Median overall clinician-assessed cGVHD severity score decreased from 7 at baseline (n = 41) to 4 at week 25 (n = 20) and 3 at week 49 (n = 15). A corresponding decrease in median patient-assessed overall cGVHD score from 7 at baseline (n = 42) to 5 at week 25 (n = 18) and 4 at week 49 (n = 14) was reported. Improvement in the Lee cGVHD symptom score was reported for 12 (43%) and 17 (61%) of 28 responders by month 6 and overall, respectively, compared with 1 of 9 nonresponders (11%) by month 6 and overall.
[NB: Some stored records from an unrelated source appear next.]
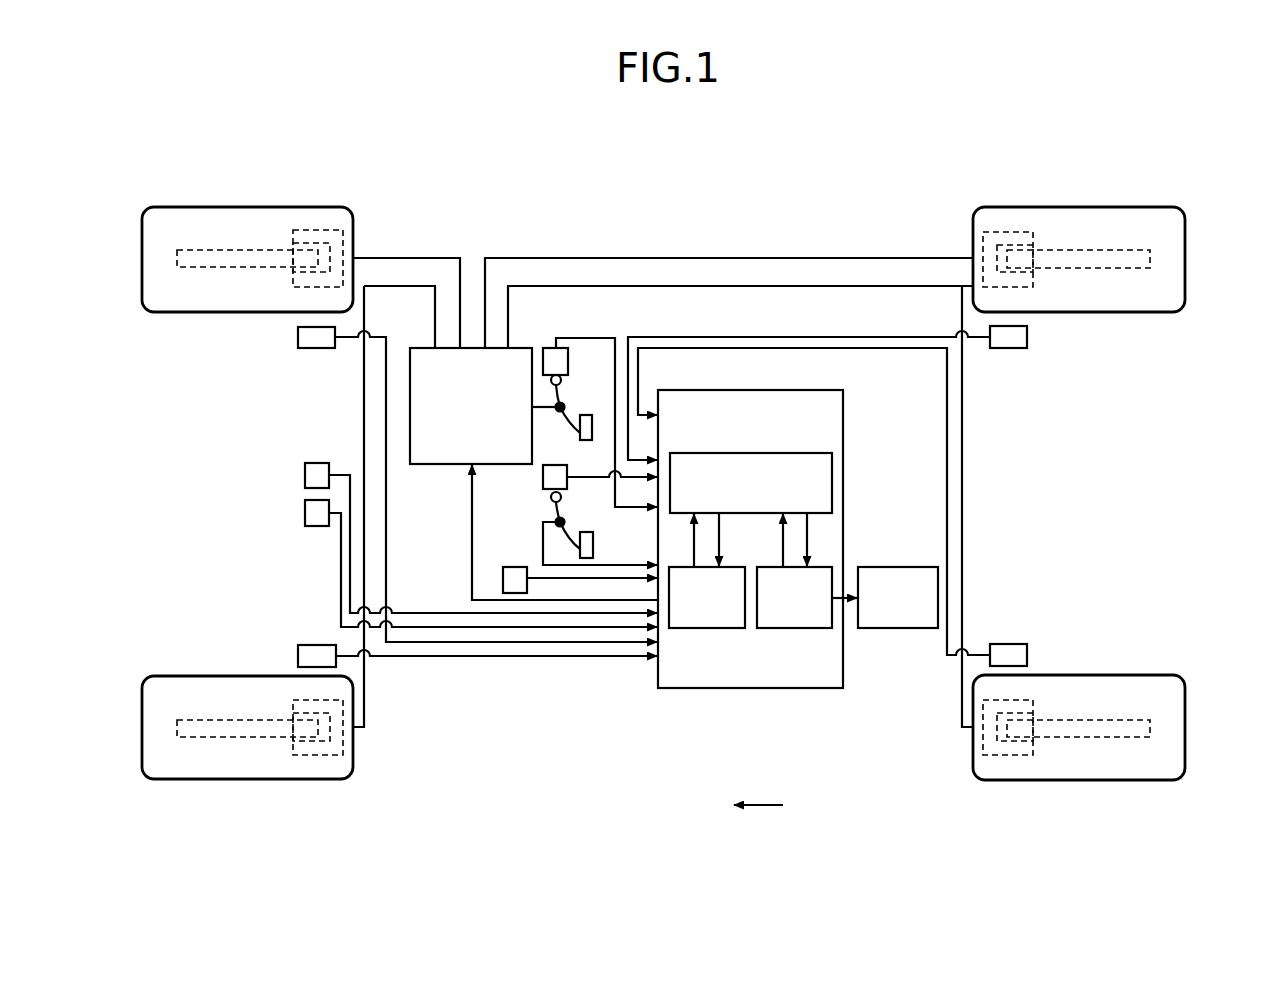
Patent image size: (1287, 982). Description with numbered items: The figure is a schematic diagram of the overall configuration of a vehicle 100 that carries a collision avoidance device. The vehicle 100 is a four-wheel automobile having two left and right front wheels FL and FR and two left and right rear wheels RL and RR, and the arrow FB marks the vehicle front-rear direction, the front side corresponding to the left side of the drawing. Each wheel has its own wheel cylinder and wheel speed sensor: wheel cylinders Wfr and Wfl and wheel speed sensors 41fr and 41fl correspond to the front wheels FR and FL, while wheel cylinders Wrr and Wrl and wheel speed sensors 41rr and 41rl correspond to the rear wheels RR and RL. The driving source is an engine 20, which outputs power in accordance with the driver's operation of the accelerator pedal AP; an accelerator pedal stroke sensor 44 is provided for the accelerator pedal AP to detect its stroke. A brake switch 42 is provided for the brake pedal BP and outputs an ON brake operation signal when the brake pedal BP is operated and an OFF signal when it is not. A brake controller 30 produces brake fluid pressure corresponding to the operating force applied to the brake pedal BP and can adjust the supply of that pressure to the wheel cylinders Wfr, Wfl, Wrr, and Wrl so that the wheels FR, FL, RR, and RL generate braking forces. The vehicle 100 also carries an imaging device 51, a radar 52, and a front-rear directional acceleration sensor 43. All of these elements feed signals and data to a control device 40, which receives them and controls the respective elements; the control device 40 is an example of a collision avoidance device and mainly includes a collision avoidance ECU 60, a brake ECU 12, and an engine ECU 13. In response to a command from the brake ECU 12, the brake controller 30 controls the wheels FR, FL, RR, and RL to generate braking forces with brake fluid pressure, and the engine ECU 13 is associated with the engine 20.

The vehicle 100 is at (707, 185).
The brake controller 30 is at (520, 348).
The brake switch 42 is at (568, 360).
The brake pedal BP is at (570, 413).
The accelerator pedal stroke sensor 44 is at (542, 479).
The accelerator pedal AP is at (570, 533).
The front-rear directional acceleration sensor 43 is at (513, 567).
The control device 40 is at (790, 390).
The collision avoidance electronic control unit 60 is at (787, 453).
The brake electronic control unit 12 is at (706, 628).
The engine ECU 13 is at (791, 628).
The engine 20 is at (892, 567).
The wheel speed sensor 41fr is at (298, 337).
The wheel speed sensor 41fl is at (298, 656).
The wheel speed sensor 41rr is at (1027, 337).
The wheel speed sensor 41rl is at (1027, 655).
The imaging device 51 is at (305, 475).
The radar 52 is at (305, 512).
The front right wheel FR is at (244, 207).
The front left wheel FL is at (242, 779).
The rear right wheel RR is at (1081, 207).
The rear left wheel RL is at (1081, 780).
The wheel cylinder Wfr is at (314, 230).
The wheel cylinder Wfl is at (313, 755).
The wheel cylinder Wrr is at (1010, 232).
The wheel cylinder Wrl is at (1008, 755).
The vehicle front-rear direction arrow FB is at (758, 819).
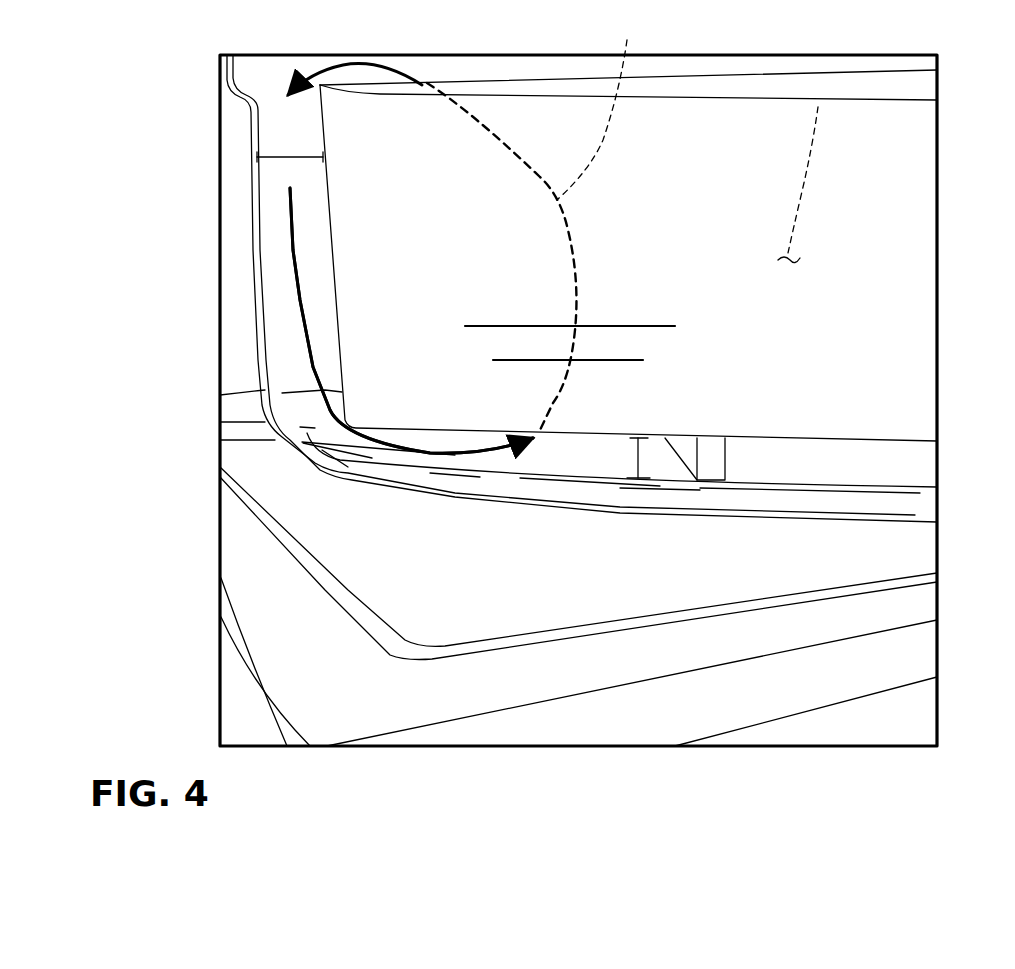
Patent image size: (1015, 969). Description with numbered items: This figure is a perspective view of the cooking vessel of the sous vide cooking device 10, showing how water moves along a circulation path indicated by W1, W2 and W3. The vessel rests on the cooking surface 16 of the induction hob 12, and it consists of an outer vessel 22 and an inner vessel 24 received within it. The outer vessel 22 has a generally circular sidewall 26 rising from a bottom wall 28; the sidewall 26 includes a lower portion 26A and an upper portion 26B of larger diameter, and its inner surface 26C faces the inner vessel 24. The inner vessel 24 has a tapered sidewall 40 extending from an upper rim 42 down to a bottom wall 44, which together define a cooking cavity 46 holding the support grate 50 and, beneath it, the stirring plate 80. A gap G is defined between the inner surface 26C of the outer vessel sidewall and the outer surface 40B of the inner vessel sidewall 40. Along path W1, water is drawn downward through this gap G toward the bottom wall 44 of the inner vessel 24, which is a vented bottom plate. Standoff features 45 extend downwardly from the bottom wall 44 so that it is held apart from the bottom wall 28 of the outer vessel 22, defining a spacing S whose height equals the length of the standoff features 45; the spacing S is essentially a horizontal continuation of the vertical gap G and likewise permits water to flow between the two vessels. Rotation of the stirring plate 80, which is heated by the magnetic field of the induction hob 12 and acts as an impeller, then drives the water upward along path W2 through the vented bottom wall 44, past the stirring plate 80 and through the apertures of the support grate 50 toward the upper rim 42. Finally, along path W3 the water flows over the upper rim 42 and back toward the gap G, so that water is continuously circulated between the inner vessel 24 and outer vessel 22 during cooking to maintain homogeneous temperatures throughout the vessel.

The sous vide cooking device 10 is at (203, 200).
The induction hob 12 is at (908, 713).
The cooking surface 16 is at (392, 565).
The outer vessel 22 is at (237, 168).
The inner vessel 24 is at (340, 375).
The sidewall 26 is at (333, 382).
The lower portion 26A is at (263, 392).
The upper portion 26B is at (228, 82).
The inner surface 26C is at (264, 325).
The bottom wall 28 is at (708, 520).
The sidewall 40 is at (268, 400).
The outer surface 40B is at (333, 242).
The upper rim 42 is at (503, 70).
The bottom wall 44 is at (600, 436).
The standoff features 45 is at (727, 462).
The cooking cavity 46 is at (820, 100).
The support grate 50 is at (652, 325).
The stirring plate 80 is at (633, 360).
The gap G is at (285, 157).
The spacing S is at (638, 455).
The water circulation path portion W1 is at (297, 288).
The water circulation path portion W2 is at (536, 224).
The water circulation path portion W3 is at (340, 67).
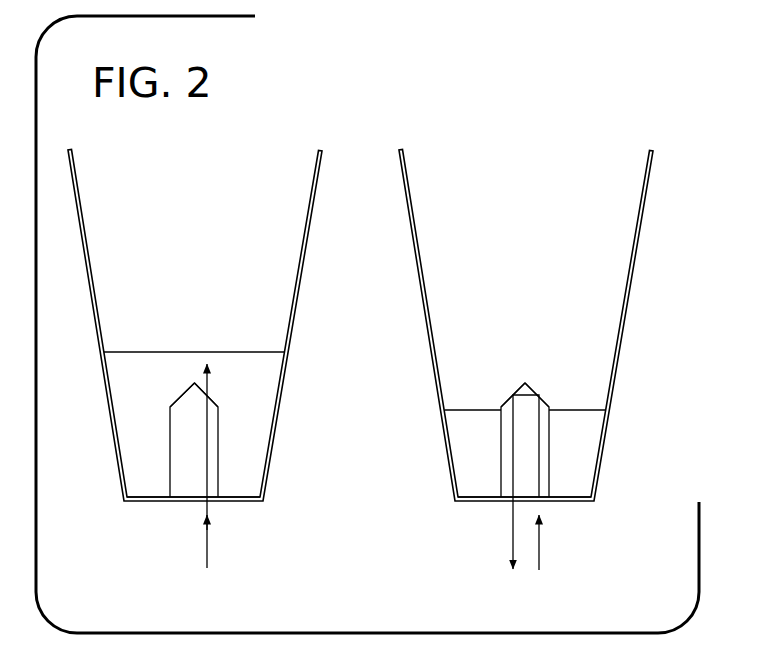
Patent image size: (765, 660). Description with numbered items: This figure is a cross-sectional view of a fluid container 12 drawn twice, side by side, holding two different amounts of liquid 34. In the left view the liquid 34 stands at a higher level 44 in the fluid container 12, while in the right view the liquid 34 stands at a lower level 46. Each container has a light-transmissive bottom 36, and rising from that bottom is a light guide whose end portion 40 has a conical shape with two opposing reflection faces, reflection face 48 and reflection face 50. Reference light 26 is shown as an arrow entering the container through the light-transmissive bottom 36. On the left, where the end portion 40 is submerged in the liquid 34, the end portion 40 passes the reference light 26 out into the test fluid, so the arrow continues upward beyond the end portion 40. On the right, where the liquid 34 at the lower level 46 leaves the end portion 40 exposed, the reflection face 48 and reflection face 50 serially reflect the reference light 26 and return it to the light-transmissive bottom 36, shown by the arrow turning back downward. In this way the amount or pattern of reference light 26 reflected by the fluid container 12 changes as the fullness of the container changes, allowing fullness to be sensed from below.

The fluid container 12 is at (68, 149).
The reference light 26 is at (211, 545).
The liquid 34 is at (131, 350).
The light-transmissive bottom 36 is at (170, 505).
The end portion 40 is at (192, 403).
The higher level 44 is at (302, 353).
The lower level 46 is at (632, 410).
The reflection face 48 is at (213, 398).
The reflection face 50 is at (183, 391).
Analysis of soluble plasma proinflammatory cytokines (eg, interferon-gamma, CD25, TNF-alpha), chemokines (eg, MDC, MCP-3, IL-8, IP-10, CXCL9), and factors associated with tissue growth and fibrosis (eg, epidermal growth factor and granulocyte-macrophage colony-stimulating factor) from all treated patients showed a significant decrease over time with ibr.
The most common adverse events (AEs) were fatigue (57%), diarrhea (36%), muscle spasms (29%), nausea (26%), and bruising (24%). Grade ≥3 AEs occurring in >3 patients were pneumonia (n = 6), fatigue (n = 5), and diarrhea (n = 4). Serious AEs (SAEs) occurred in 22 patients (52%); grade ≥3 SAEs reported in 17 patients (40%) included pneumonia (n = 5), septic shock (n = 2), and pyrexia (n = 2). Two fatal events (multilobular pneumonia and bronchopulmonary aspergillosis) were reported. Five patients (12%) discontinued therapy for progressive cGVHD and 14 (33%) for AEs, including fatigue (n = 3) and pneumonia (n = 2). Twelve patients (29%) continued ibr; their treatment duration ranges from 5.6 to >25 months.
The authors conclude that with an ORR of 67% and a sustained ORR for ≥20 weeks of 71%, treatment with ibr resulted in clinically meaningful and durable responses in patients who failed at least 1 prior treatment for cGVHD. Most responders were able to reduce steroid dose to an acceptable minimal level. Reported AEs were consistent with those for ibr in B-cell malignancies and patients with cGVHD. Observed response rates in this pretreated, high-risk population support further study of ibr for frontline treatment of cGVHD, for which a phase 3 study is now underway.
Miklos D, et al. ASH 2016. Abstract LBA3.
- Dubovsky JA, et al. J Clin Invest. 2014;124:4867-4876.